Cisco's $500 million acquisition of Linksys gives it a strong ally that scored high marks from solution providers surveyed for this year's CRN recent Channel Champions survey.

In the survey, Linksys and its closest competitor, D-Link, scored slightly higher overall marks than Cisco among solution providers with $5 million or more in annual sales. But when solution providers of all sizes were taken into account, Cisco beat its competitors handily in all technology and channel program areas.

Linksys' corporate solution provider partners will be integrated into Cisco's channel programs, said Victor Tsao, CEO and president of Linksys. That should be good news for Linksys partners given what solution providers had to say about Cisco in the Channel Champions survey. The vendor won by the largest margin in the area of support over project life, and partners also gave Cisco high marks for keeping them informed of product line and channel program changes.

Tsao told CRN that Linksys, based here, will be treated as an independent division of Cisco--the first time the vendor, which has bought more than 80 companies, has decided to do that.

Cisco CEO John Chambers wants Linksys to continue focusing on consumer and SOHO markets and to keep its own brand, Tsao said. Corporate Linksys products, however, will be sold through the Cisco channel, which means that Linksys will not develop its own channel programs, he said.
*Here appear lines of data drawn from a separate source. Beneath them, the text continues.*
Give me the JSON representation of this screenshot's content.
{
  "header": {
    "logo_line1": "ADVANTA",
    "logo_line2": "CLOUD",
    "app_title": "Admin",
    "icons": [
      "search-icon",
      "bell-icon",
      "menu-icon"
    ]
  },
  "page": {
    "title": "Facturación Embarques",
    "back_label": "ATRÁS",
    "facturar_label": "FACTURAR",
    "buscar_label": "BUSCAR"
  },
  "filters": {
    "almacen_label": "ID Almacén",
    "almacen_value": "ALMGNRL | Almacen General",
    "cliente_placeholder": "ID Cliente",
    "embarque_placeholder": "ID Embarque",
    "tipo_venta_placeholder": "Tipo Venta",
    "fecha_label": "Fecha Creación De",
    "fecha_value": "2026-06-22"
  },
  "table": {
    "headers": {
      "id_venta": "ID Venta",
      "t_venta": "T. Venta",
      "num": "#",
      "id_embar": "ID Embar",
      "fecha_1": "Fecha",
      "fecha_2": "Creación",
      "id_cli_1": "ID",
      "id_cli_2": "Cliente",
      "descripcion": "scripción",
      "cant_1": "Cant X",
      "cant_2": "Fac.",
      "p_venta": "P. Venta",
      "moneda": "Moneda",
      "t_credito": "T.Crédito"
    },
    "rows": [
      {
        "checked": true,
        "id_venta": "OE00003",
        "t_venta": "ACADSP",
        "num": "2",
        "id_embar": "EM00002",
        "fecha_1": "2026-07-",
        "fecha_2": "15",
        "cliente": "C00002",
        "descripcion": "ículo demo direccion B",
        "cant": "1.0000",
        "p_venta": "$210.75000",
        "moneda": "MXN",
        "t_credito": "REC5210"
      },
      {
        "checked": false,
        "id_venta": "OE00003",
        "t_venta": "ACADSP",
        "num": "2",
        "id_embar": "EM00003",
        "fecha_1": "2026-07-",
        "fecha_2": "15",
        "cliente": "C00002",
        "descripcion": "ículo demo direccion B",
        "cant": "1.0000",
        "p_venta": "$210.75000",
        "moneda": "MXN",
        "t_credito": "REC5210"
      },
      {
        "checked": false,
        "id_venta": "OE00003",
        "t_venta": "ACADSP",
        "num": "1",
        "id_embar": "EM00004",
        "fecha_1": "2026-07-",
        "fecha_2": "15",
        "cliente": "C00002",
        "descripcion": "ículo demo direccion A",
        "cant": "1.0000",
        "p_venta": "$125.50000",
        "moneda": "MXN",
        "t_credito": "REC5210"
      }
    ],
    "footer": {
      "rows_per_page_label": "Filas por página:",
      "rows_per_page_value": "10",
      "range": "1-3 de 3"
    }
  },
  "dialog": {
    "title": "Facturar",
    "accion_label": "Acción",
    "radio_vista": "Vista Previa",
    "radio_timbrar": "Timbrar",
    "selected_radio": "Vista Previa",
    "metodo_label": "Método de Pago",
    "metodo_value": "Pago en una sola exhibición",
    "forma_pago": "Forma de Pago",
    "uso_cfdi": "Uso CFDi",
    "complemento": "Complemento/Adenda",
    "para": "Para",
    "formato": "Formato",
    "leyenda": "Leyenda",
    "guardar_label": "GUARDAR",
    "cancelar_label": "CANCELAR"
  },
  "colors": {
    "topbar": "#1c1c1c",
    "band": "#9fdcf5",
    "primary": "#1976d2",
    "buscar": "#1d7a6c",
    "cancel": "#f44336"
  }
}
One of the reasons Cisco wants to keep Linksys independent is that Cisco follows more of a build-to-order business model and its products typically have a gross margin of 70 percent, Tsao said. That compares with Linksys products, which typically are stocked on store shelves and have a gross margin of 30 percent, he said.

Linksys boasts an extensive line of routers and other equipment used in home networks. That market has become an increasingly lucrative space for solution providers as high-speed Internet connections drive the convergence of networked IT solutions in homes.

"Fueled by consumer broadband adoption, the home-networking space has experienced mass market acceptance," said Chambers in a statement.

Linksys is owned by Tsao and his family.

"At this stage of our growth, merging with Cisco makes a lot of sense," Tsao said. "We can take advantage of technologies from Cisco to make some cool new products. The market is maturing so there is some consolidation, and this will help us with international expansion."